We met up with Paul and Christine from Nottingham at Almería Central Station, they were staying in apartments close by, and whisked them off to the Cabo de Gata reserve – a journey of about half an hour.  It was a beautiful morning – the spring flowers were in full bloom, creating carpets of yellow, purple and red in the usually dry fields.  At the first hide on the salinas we were treated to close  views of dozens of Greater Flamingo,  four Spoonbills and several Avocet and Black-winged Stilt.  A fine Yellow Wagtail was also present.  In the scrub across the road we found Southern Grey Shrike, Common Redstart, Fan-tailed Warbler and dozens of little froglets.  It was a job to avoid treading on them!

Moving on to the next hide we came across a Northern Wheatear, flocks of Spotless Starlings and Crested Lark.  Red-tailed lizards scuttled across the path and Paul tried his id skills on a couple of butterflies.  From the hide itself we had good views of a pair of Great White Egret, more Flamingos and Spoonbills and a small group of Slender-billed Gulls.  A superb male Whinchat was a delight to find.
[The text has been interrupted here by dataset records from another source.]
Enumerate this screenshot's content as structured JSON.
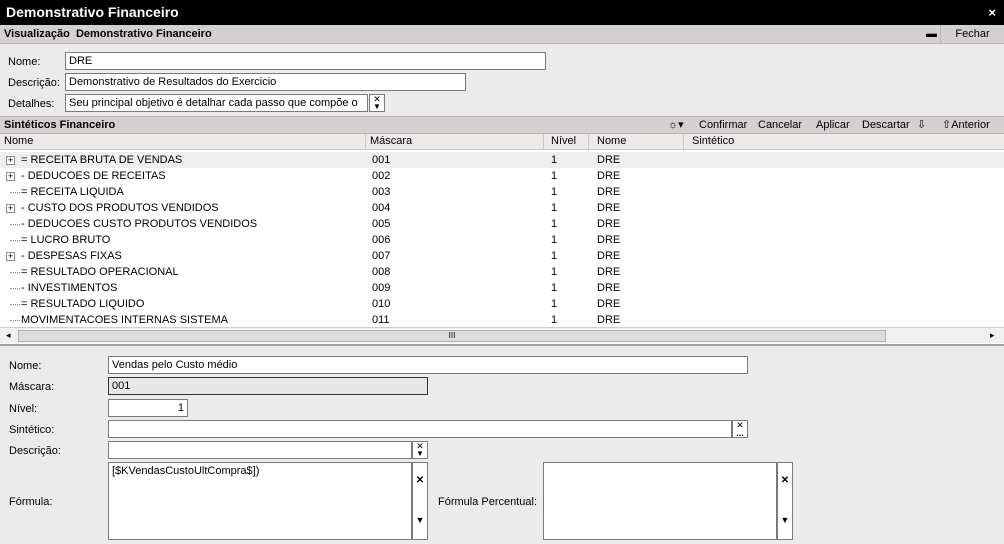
{
  "window": {
    "title": "Demonstrativo Financeiro",
    "close": "×"
  },
  "subbar": {
    "mode": "Visualização",
    "title": "Demonstrativo Financeiro",
    "minimize": "▬",
    "close_label": "Fechar"
  },
  "header_form": {
    "nome_label": "Nome:",
    "nome_value": "DRE",
    "descricao_label": "Descrição:",
    "descricao_value": "Demonstrativo de Resultados do Exercicio",
    "detalhes_label": "Detalhes:",
    "detalhes_value": "Seu principal objetivo é detalhar cada passo que compõe o"
  },
  "section": {
    "title": "Sintéticos Financeiro",
    "toolbar": {
      "filter_icon": "☼▾",
      "confirmar": "Confirmar",
      "cancelar": "Cancelar",
      "aplicar": "Aplicar",
      "descartar": "Descartar",
      "down_icon": "⇩",
      "anterior": "⇧Anterior"
    }
  },
  "grid": {
    "columns": [
      "Nome",
      "Máscara",
      "Nível",
      "Nome",
      "Sintético"
    ],
    "rows": [
      {
        "name": "= RECEITA BRUTA DE VENDAS",
        "mask": "001",
        "level": "1",
        "nome2": "DRE",
        "expandable": true
      },
      {
        "name": "- DEDUCOES DE RECEITAS",
        "mask": "002",
        "level": "1",
        "nome2": "DRE",
        "expandable": true
      },
      {
        "name": "= RECEITA LIQUIDA",
        "mask": "003",
        "level": "1",
        "nome2": "DRE",
        "expandable": false
      },
      {
        "name": "- CUSTO DOS PRODUTOS VENDIDOS",
        "mask": "004",
        "level": "1",
        "nome2": "DRE",
        "expandable": true
      },
      {
        "name": "- DEDUCOES CUSTO PRODUTOS VENDIDOS",
        "mask": "005",
        "level": "1",
        "nome2": "DRE",
        "expandable": false
      },
      {
        "name": "= LUCRO BRUTO",
        "mask": "006",
        "level": "1",
        "nome2": "DRE",
        "expandable": false
      },
      {
        "name": "- DESPESAS FIXAS",
        "mask": "007",
        "level": "1",
        "nome2": "DRE",
        "expandable": true
      },
      {
        "name": "= RESULTADO OPERACIONAL",
        "mask": "008",
        "level": "1",
        "nome2": "DRE",
        "expandable": false
      },
      {
        "name": "- INVESTIMENTOS",
        "mask": "009",
        "level": "1",
        "nome2": "DRE",
        "expandable": false
      },
      {
        "name": "= RESULTADO LIQUIDO",
        "mask": "010",
        "level": "1",
        "nome2": "DRE",
        "expandable": false
      },
      {
        "name": "MOVIMENTACOES INTERNAS SISTEMA",
        "mask": "011",
        "level": "1",
        "nome2": "DRE",
        "expandable": false
      }
    ],
    "scroll_left": "◂",
    "scroll_right": "▸",
    "scroll_grip": "III"
  },
  "detail_form": {
    "nome_label": "Nome:",
    "nome_value": "Vendas pelo Custo médio",
    "mascara_label": "Máscara:",
    "mascara_value": "001",
    "nivel_label": "Nível:",
    "nivel_value": "1",
    "sintetico_label": "Sintético:",
    "sintetico_value": "",
    "descricao_label": "Descrição:",
    "descricao_value": "",
    "formula_label": "Fórmula:",
    "formula_value": "[$KVendasCustoUltCompra$])",
    "formula_percentual_label": "Fórmula Percentual:",
    "formula_percentual_value": ""
  },
  "icons": {
    "clear": "✕",
    "dropdown": "▼",
    "ellipsis": "..."
  }
}
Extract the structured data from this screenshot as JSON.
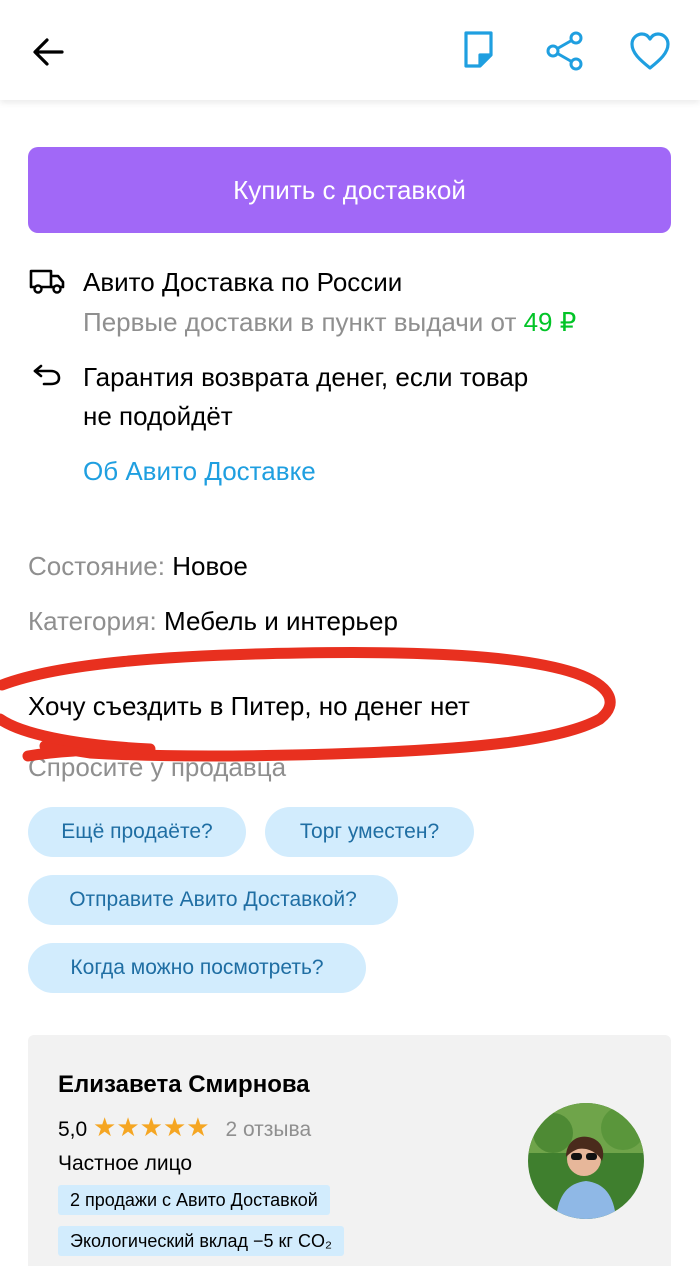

After a coffee break we went to the final hide and noted 3 tern species; Common, Sandwich and Gull-billed.  Audouin’s Gulls were loafing on rocks in good numbers.  Waders included more Avocets and Stilts plus Dunlin, Kentish and Ringed Plover, Sanderling and Redshank.  A Raven was feeding at the roadside. A short drive then took us to the lighthouse at the point in search of Black Wheatear and two superb males made it worthwhile.

By this time stomachs were rumbling so a tapas lunch in a beachside cafe was called for and didn’t disappoint. Suitably refreshed, we drove west to the nearby Rambla de Morales.  More Avocets were present here alongside common species such as Grey Heron and Common Coot, but lurking at the waters edge we found a real star bird – a fine Wood Sandpiper. That got Paul’s camera clicking!  A flock of five Gull-billed Terns flew overhead as we made our way up the rambla and in the bushes were Reed Warbler, Sardinian Warbler, Hoopoe and Bee-eater.  We also found lots of Wild Boar prints in the muddy puddles. By this stage Christine’s feet were complaining so we decided to drive to a raptor watchpoint for our last venue.  We did get a raptor, a large eagle, but sadly only for a few seconds and were unable to get a definitive id.

We then drove Paul and Christine back to the city and said our farewells at the end of a full and enjoyable day.